This is a brainstorming to collect more specific details of what does it mean for a relay to be trust-worthy. Please reply with your requirements. This topic will be updated to reflect the main findings.
With the current design of proposer/builder separation that will go live at the merge, the relay is still a trusted mediator between proposers and builders.
In particular:
it can steal MEV opportunities from builders
it can lie on the amount to be paid to the proposer
it can withhold the block body after it has been signed by the proposer
it can deliver an invalid block to the proposer
it can filter out any transactions it dislikes
So a relay has to promise to do its best effort to avoid those situations, it has to promise to be trust-worthy.
this could broken down into the first round getting bids or the second round getting the full blocks
just want to point out there is a 1 second timeout at the moment for mev-boost to provide any available bids before clients will fall back to their local builder
This now seems the easier, cheaper, and more forward-looking option.

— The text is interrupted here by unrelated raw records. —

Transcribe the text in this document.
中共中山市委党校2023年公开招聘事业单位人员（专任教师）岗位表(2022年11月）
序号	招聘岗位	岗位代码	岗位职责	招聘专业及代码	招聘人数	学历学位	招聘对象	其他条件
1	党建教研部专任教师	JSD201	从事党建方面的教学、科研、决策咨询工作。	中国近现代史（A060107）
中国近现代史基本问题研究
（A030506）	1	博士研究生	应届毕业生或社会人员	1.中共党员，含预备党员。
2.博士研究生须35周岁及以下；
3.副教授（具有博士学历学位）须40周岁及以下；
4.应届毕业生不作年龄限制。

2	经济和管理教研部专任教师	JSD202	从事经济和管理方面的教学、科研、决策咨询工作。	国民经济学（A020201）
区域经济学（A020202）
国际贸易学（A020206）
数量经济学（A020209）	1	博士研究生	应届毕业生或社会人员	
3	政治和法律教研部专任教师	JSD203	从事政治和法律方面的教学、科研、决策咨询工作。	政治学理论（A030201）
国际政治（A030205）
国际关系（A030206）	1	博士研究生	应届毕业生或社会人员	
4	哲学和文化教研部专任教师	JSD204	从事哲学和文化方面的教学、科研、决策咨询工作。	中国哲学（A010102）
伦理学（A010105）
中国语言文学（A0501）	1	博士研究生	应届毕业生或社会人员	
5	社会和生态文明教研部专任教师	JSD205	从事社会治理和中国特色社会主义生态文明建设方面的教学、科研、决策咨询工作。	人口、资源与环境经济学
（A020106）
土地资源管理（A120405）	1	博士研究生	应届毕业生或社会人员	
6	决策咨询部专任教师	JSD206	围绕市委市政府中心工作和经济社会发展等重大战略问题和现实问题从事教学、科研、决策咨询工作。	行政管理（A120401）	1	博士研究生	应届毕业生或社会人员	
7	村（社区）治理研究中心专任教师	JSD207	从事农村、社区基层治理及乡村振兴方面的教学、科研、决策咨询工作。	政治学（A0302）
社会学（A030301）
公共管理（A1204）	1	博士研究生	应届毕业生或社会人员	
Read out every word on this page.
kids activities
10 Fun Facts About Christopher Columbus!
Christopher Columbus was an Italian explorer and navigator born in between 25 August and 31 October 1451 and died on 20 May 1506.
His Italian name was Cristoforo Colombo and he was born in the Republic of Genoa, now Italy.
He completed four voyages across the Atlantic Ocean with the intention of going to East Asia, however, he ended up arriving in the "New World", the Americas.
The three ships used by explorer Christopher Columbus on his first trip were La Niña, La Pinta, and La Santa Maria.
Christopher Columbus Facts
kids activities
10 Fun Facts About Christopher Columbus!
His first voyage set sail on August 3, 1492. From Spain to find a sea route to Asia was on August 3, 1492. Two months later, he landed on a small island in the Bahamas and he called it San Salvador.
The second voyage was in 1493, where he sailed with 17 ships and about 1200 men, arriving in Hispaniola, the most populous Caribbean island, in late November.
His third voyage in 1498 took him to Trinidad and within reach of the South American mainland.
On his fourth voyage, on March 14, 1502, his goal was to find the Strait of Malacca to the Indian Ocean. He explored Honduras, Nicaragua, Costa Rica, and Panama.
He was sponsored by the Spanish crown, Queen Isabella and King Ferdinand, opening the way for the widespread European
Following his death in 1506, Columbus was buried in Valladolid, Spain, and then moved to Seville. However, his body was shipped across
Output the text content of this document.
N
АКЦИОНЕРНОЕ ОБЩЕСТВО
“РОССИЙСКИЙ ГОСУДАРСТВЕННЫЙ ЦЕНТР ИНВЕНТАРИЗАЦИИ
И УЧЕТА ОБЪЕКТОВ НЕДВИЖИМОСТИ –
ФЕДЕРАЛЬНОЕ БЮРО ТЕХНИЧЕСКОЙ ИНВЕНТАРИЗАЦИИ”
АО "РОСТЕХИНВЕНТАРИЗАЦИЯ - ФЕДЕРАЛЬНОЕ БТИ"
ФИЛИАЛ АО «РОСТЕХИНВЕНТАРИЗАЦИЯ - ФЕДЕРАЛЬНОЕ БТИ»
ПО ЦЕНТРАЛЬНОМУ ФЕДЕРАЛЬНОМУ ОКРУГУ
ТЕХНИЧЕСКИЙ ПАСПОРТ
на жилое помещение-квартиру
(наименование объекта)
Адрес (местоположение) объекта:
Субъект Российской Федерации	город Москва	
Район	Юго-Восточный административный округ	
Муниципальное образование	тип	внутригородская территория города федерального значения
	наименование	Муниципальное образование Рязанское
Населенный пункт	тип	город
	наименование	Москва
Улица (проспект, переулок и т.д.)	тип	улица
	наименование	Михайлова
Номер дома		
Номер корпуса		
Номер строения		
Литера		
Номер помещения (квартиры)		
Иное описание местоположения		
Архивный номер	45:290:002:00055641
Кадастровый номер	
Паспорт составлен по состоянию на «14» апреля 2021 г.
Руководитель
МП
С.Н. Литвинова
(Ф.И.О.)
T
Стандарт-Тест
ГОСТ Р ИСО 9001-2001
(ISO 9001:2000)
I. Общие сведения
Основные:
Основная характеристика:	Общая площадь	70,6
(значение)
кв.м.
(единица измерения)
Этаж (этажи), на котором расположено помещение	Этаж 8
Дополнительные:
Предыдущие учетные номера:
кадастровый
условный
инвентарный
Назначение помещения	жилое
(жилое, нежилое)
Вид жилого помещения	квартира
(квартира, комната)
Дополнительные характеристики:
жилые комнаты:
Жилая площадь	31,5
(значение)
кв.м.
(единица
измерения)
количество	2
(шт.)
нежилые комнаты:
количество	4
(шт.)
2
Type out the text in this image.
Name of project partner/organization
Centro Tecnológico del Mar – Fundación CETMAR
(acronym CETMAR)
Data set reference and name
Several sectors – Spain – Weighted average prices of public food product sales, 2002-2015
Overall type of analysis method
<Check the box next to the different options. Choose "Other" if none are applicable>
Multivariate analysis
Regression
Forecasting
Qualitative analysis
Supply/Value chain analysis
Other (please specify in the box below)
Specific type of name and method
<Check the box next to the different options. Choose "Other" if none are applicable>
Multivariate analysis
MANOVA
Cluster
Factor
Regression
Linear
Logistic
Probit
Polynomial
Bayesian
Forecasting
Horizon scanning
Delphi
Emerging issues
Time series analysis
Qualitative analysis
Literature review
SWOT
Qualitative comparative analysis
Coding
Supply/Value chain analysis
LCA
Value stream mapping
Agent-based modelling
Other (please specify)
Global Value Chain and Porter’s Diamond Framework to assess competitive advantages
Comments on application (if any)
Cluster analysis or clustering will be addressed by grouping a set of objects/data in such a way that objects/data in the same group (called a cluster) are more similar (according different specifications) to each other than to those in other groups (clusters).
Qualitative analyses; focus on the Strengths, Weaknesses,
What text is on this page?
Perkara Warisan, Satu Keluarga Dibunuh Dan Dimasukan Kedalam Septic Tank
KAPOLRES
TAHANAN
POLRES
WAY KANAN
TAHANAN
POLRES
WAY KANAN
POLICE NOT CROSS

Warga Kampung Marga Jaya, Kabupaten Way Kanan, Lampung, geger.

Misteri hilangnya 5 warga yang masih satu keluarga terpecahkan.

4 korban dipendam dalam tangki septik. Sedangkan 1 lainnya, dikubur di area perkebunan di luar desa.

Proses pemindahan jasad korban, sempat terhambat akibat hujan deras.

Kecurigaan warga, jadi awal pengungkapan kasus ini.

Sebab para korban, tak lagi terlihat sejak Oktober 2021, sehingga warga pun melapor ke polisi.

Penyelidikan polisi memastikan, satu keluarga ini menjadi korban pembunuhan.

I’m aware this brings challenges to Lido and maybe some other node operators, so we have to continue building on top of it to come with a solution that is satisfactory for everybody.
At the very least, it has to be documented. From there, the fancier the better. I imagine a system that when a tag is created, the source and the binaries are published, this triggers integration tests in staging, then canary deployment in production, and then full release. Everything automated with manual gates to move to the next stage.
This is, of course, hard. We have been improving our infrastructure, we are hiring a second devops engineer, and plan to share more about the way we run our relay. We have been supporting other teams that run relays, and I would be very happy to collaborate with them on improving our release processes.
When it comes to performance I think we should add uptime here. However, I do think it is important that the /eth/v1/builder/status endpoint be dynamic and return the last block number/header or a timestamp. Otherwise there’s nothing preventing a relay from setting their /eth/v1/builder/status endpoint to a statically served page to created artificial uptime. Curious to hear thoughts on this.